Tuesday, June 9, 2015

Growing the market for Jablonec glass


In Jablonec’s glass industry, competition for market share is favouring larger, more industrialised firms, which use modern equipment to achieve economies of scale. The smaller firms’ reliance on pre-industrial methods of production makes it hard for them to attract the capital investment they need to compete with the larger firms on their own terms.

Individual survival
In Jablonec’s glass industry, several of the small firms don’t operate in a factory as such. Instead,
Pressing strings of beads, Jablonec
each firm’s operations are dispersed across a number of sites. These may include:
·      part or all of a building, which the firm rents to run the business, store and distribute its products and, perhaps run a shop
·      small workshops in rented premises
·      private homes in which people make the firm’s products on a ‘piecework’ basis (i.e. they are paid for each piece of glasswork that they produce).

When asked, “What one thing would enable you to develop your business?”, the owner of one of Jablonec’s small glass firms answered that he would really welcome capital with which to buy premises in which to gather his operations together in one place. This would bring him several benefits: his premises would be a capital asset, rather than a drain on income through rent; his control over his whole operation would increase; and he could build a narrative through which to market his products – “tell the whole story”, as he put it.
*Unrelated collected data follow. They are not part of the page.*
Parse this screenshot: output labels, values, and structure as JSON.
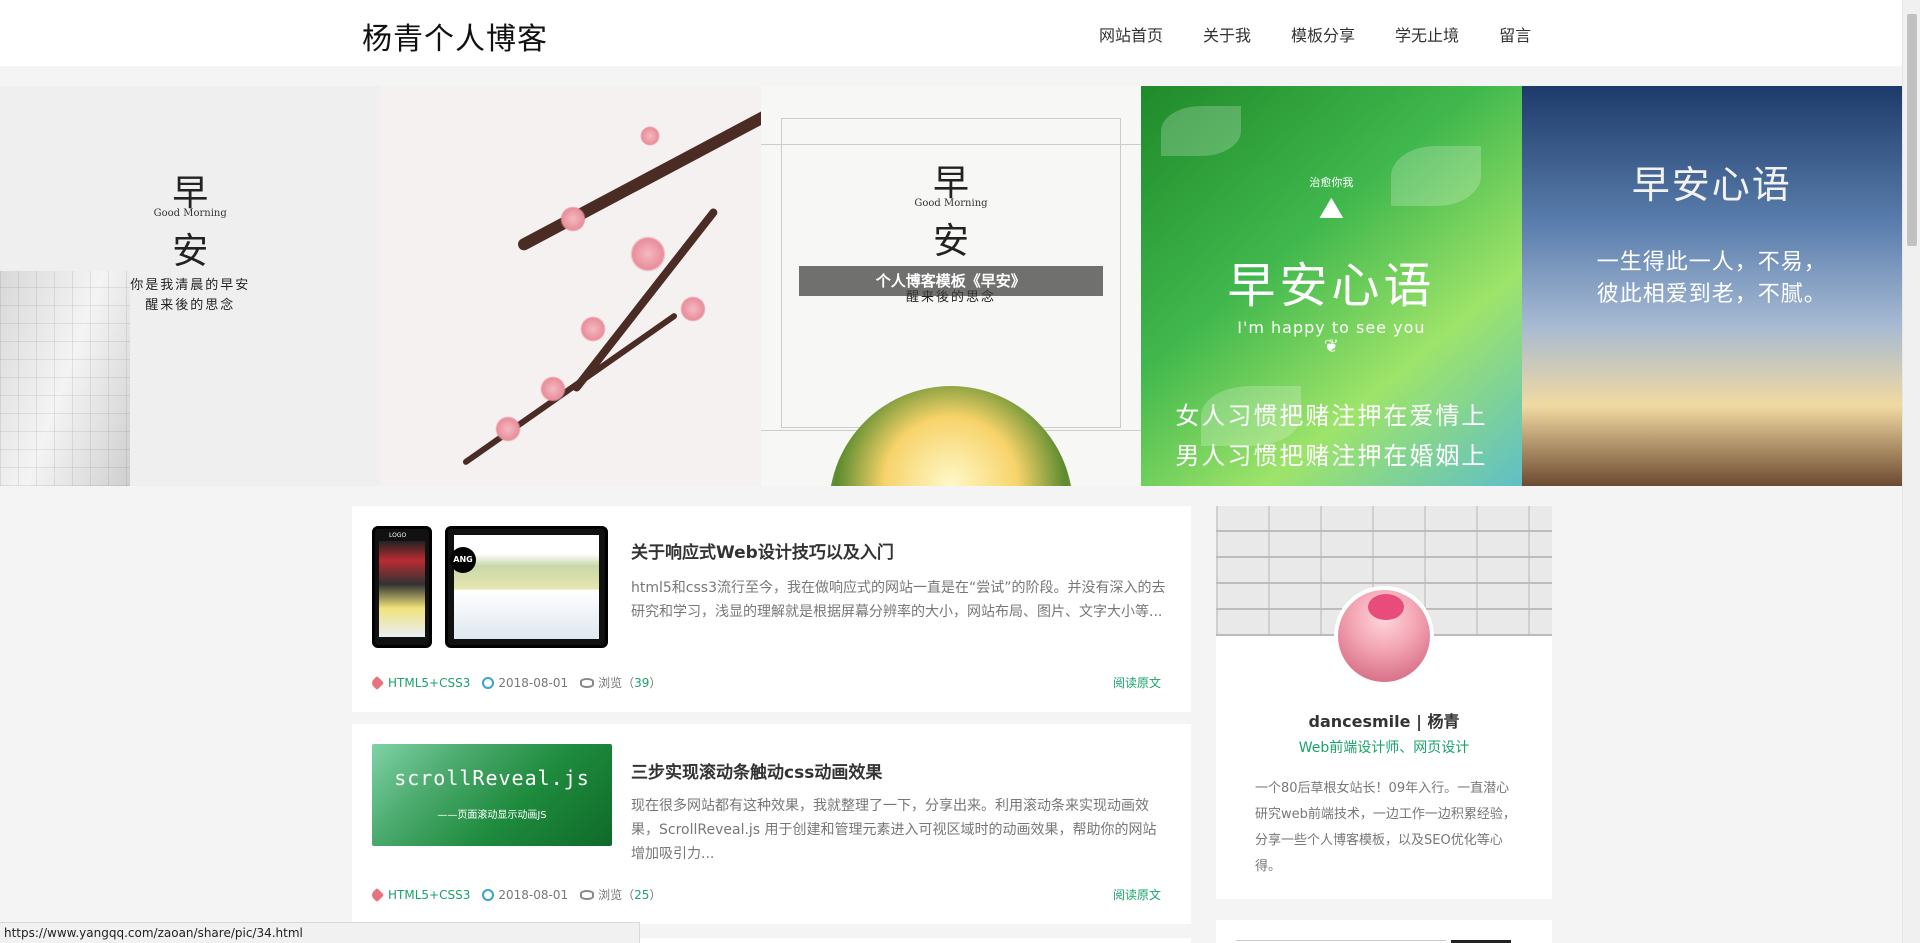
{
  "header": {
    "logo": "杨青个人博客",
    "nav": [
      "网站首页",
      "关于我",
      "模板分享",
      "学无止境",
      "留言"
    ]
  },
  "banner": {
    "panel1": {
      "char1": "早",
      "eng": "Good Morning",
      "char2": "安",
      "line1": "你是我清晨的早安",
      "line2": "醒来後的思念"
    },
    "panel3": {
      "char1": "早",
      "eng": "Good Morning",
      "char2": "安",
      "caption": "个人博客模板《早安》",
      "line2": "醒来後的思念"
    },
    "panel4": {
      "top": "治愈你我",
      "title": "早安心语",
      "eng": "I'm happy to see you",
      "line1": "女人习惯把赌注押在爱情上",
      "line2": "男人习惯把赌注押在婚姻上"
    },
    "panel5": {
      "title": "早安心语",
      "line1": "一生得此一人，不易，",
      "line2": "彼此相爱到老，不腻。"
    }
  },
  "posts": [
    {
      "title": "关于响应式Web设计技巧以及入门",
      "excerpt": "html5和css3流行至今，我在做响应式的网站一直是在“尝试”的阶段。并没有深入的去研究和学习，浅显的理解就是根据屏幕分辨率的大小，网站布局、图片、文字大小等...",
      "tag": "HTML5+CSS3",
      "date": "2018-08-01",
      "views_label": "浏览（",
      "views": "39",
      "views_end": "）",
      "read_more": "阅读原文",
      "thumb_badge": "ANG",
      "thumb_phone_text": "LOGO"
    },
    {
      "title": "三步实现滚动条触动css动画效果",
      "excerpt": "现在很多网站都有这种效果，我就整理了一下，分享出来。利用滚动条来实现动画效果，ScrollReveal.js 用于创建和管理元素进入可视区域时的动画效果，帮助你的网站增加吸引力...",
      "tag": "HTML5+CSS3",
      "date": "2018-08-01",
      "views_label": "浏览（",
      "views": "25",
      "views_end": "）",
      "read_more": "阅读原文",
      "thumb_title": "scrollReveal.js",
      "thumb_sub": "——页面滚动显示动画JS"
    }
  ],
  "sidebar": {
    "name": "dancesmile | 杨青",
    "role": "Web前端设计师、网页设计",
    "bio": "一个80后草根女站长！09年入行。一直潜心研究web前端技术，一边工作一边积累经验，分享一些个人博客模板，以及SEO优化等心得。"
  },
  "statusbar": {
    "url": "https://www.yangqq.com/zaoan/share/pic/34.html"
  },
  "colors": {
    "accent": "#1aa36a",
    "tag": "#e7737d",
    "clock": "#3aa3c8"
  }
}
Glass beads get pearlescent coating - Jablonec
A bank would seem an obvious first stop for a company seeking capital to develop. However, that same owner said that the local banks are cautious and conservative lenders. Instead of backing small companies wishing to develop, they restrict their loans to larger, wealthier firms. As ever, the wealthier you are, the easier it is to become wealthier still; and the less you need to borrow money, the keener the banks are to lend you some!
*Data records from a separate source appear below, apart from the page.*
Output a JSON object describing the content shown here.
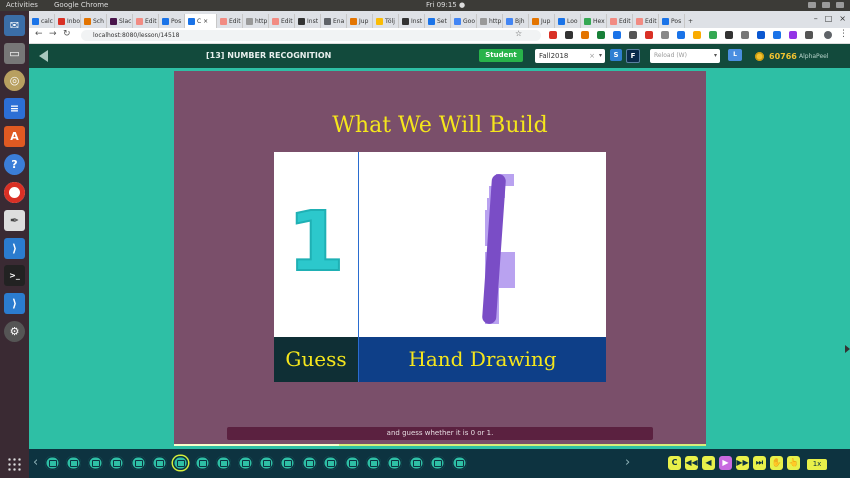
{
  "os": {
    "app_name": "Activities",
    "browser_name": "Google Chrome",
    "clock": "Fri 09:15 ●"
  },
  "browser": {
    "tabs": [
      "calc",
      "Inbo",
      "Sch",
      "Slac",
      "Edit",
      "Pos",
      "C ×",
      "Edit",
      "http",
      "Edit",
      "Inst",
      "Ena",
      "Jup",
      "Tölj",
      "Inst",
      "Set",
      "Goo",
      "http",
      "Bjh",
      "Jup",
      "Loo",
      "Hex",
      "Edit",
      "Edit",
      "Pos"
    ],
    "active_tab_index": 6,
    "url": "localhost:8080/lesson/14518"
  },
  "app": {
    "lesson_title": "[13] NUMBER RECOGNITION",
    "student_label": "Student",
    "term_value": "Fall2018",
    "s_label": "S",
    "f_label": "F",
    "reload_placeholder": "Reload (W)",
    "l_label": "L",
    "coins": "60766",
    "user_label": "AlphaPeel",
    "colors": {
      "accent_green": "#28b34a",
      "coin": "#f2c230",
      "heading_yellow": "#f5e61c"
    }
  },
  "slide": {
    "heading": "What We Will Build",
    "digit": "1",
    "guess_label": "Guess",
    "hand_label": "Hand Drawing",
    "caption": "and guess whether it is 0 or 1.",
    "progress": 0.31
  },
  "player": {
    "speed": "1x",
    "thumb_count": 20,
    "selected_thumb_index": 6,
    "controls": [
      "C",
      "◀◀",
      "◀",
      "▶",
      "▶▶",
      "⏭",
      "✋",
      "👆"
    ]
  }
}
Collaborative development?
Jablonec’s smaller glass firms need alternative business strategies if they are to survive the local banks’ intransigence and match their larger competitors’ economies of scale. For example, the area’s glass firms could collaborate to grow the market overall for Jablonec glass. However, the firms’ present single-minded focus on competing with each other – while necessary for their survival - precludes anything more than minimal collaboration between them.

Hand-making glass beads - Jablonec
There is a vehicle for such collaboration - the local glass industry association, to which many of Jablonec’s glass firms belong. However, the association restricts itself to assisting individual firms to attend trade shows and exhibitions. This reproduces the firms’ individual competition, rather than advancing the interests of the local industry as a whole, or even expressing a view about what those interests are.

New sources of investment
If Jablonec’s smaller glass firms decide to collaborate – within or alongside the local industry association – they could get around the local banks’ reluctance to invest in them by approaching two alternative funding sources: the Czech Ministry of Regional Development and the European Union’s European Regional Development Fund.
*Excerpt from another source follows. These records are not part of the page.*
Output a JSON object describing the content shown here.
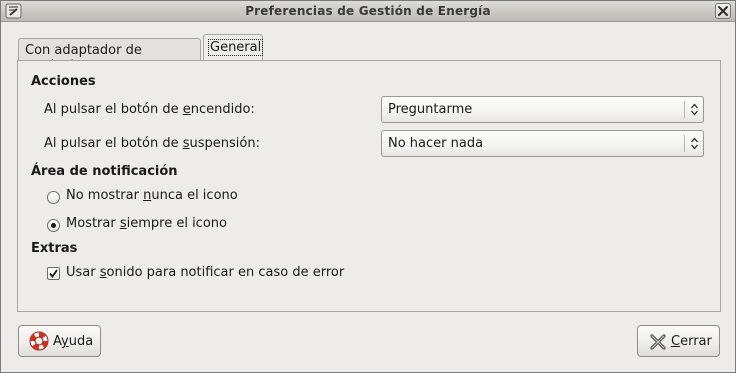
{
  "window": {
    "title": "Preferencias de Gestión de Energía"
  },
  "tabs": [
    {
      "label": "Con adaptador de corriente",
      "active": false
    },
    {
      "label": "General",
      "active": true
    }
  ],
  "acciones": {
    "heading": "Acciones",
    "power_button": {
      "label_pre": "Al pulsar el botón de ",
      "label_mnemonic": "e",
      "label_post": "ncendido:",
      "value": "Preguntarme"
    },
    "suspend_button": {
      "label_pre": "Al pulsar el botón de ",
      "label_mnemonic": "s",
      "label_post": "uspensión:",
      "value": "No hacer nada"
    }
  },
  "notificacion": {
    "heading": "Área de notificación",
    "options": [
      {
        "pre": "No mostrar ",
        "mnemonic": "n",
        "post": "unca el icono",
        "selected": false
      },
      {
        "pre": "Mostrar ",
        "mnemonic": "s",
        "post": "iempre el icono",
        "selected": true
      }
    ]
  },
  "extras": {
    "heading": "Extras",
    "sound": {
      "pre": "Usar ",
      "mnemonic": "s",
      "post": "onido para notificar en caso de error",
      "checked": true
    }
  },
  "buttons": {
    "help": {
      "pre": "A",
      "mnemonic": "y",
      "post": "uda",
      "icon": "lifebuoy-icon"
    },
    "close": {
      "pre": "",
      "mnemonic": "C",
      "post": "errar",
      "icon": "close-x-icon"
    }
  }
}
The Czech Ministry of Regional Development (www.mmr.cz/en/Homepage)
The Ministry is an obvious potential source of funds to develop Jablonec’s glass industry. However, its website (in English) doesn’t describe its day-to-day activities; and while it mentions the spending of money, there’s no indication as to what this money is spent on or the criteria by which it is spent. Perhaps a direct personal approach would elicit more useful, practical information.

European Regional Development Fund  (http://ec.europa.eu/regional_policy/en/funding/erdf/)
The ERDF aims to help reinforce economic and social cohesion by redressing regional imbalances and co-financing the conversion of declining industrial regions. It supports a rage of activities, including research, development and innovation; telecommunication, energy and transport infrastructures; and health, education and social infrastructures. In 2014 – 2020, ERDF support will concentrate on three themes:
·      research and innovation, including support to public research and innovation bodies and investment in technology and applied research in enterprises
·      creating and safeguarding sustainable jobs, through co-investment in small and medium-sized enterprises
·      climate change mitigation.
Clearly, the first two of those themes are relevant directly to the development of the glass industry in Jablonec.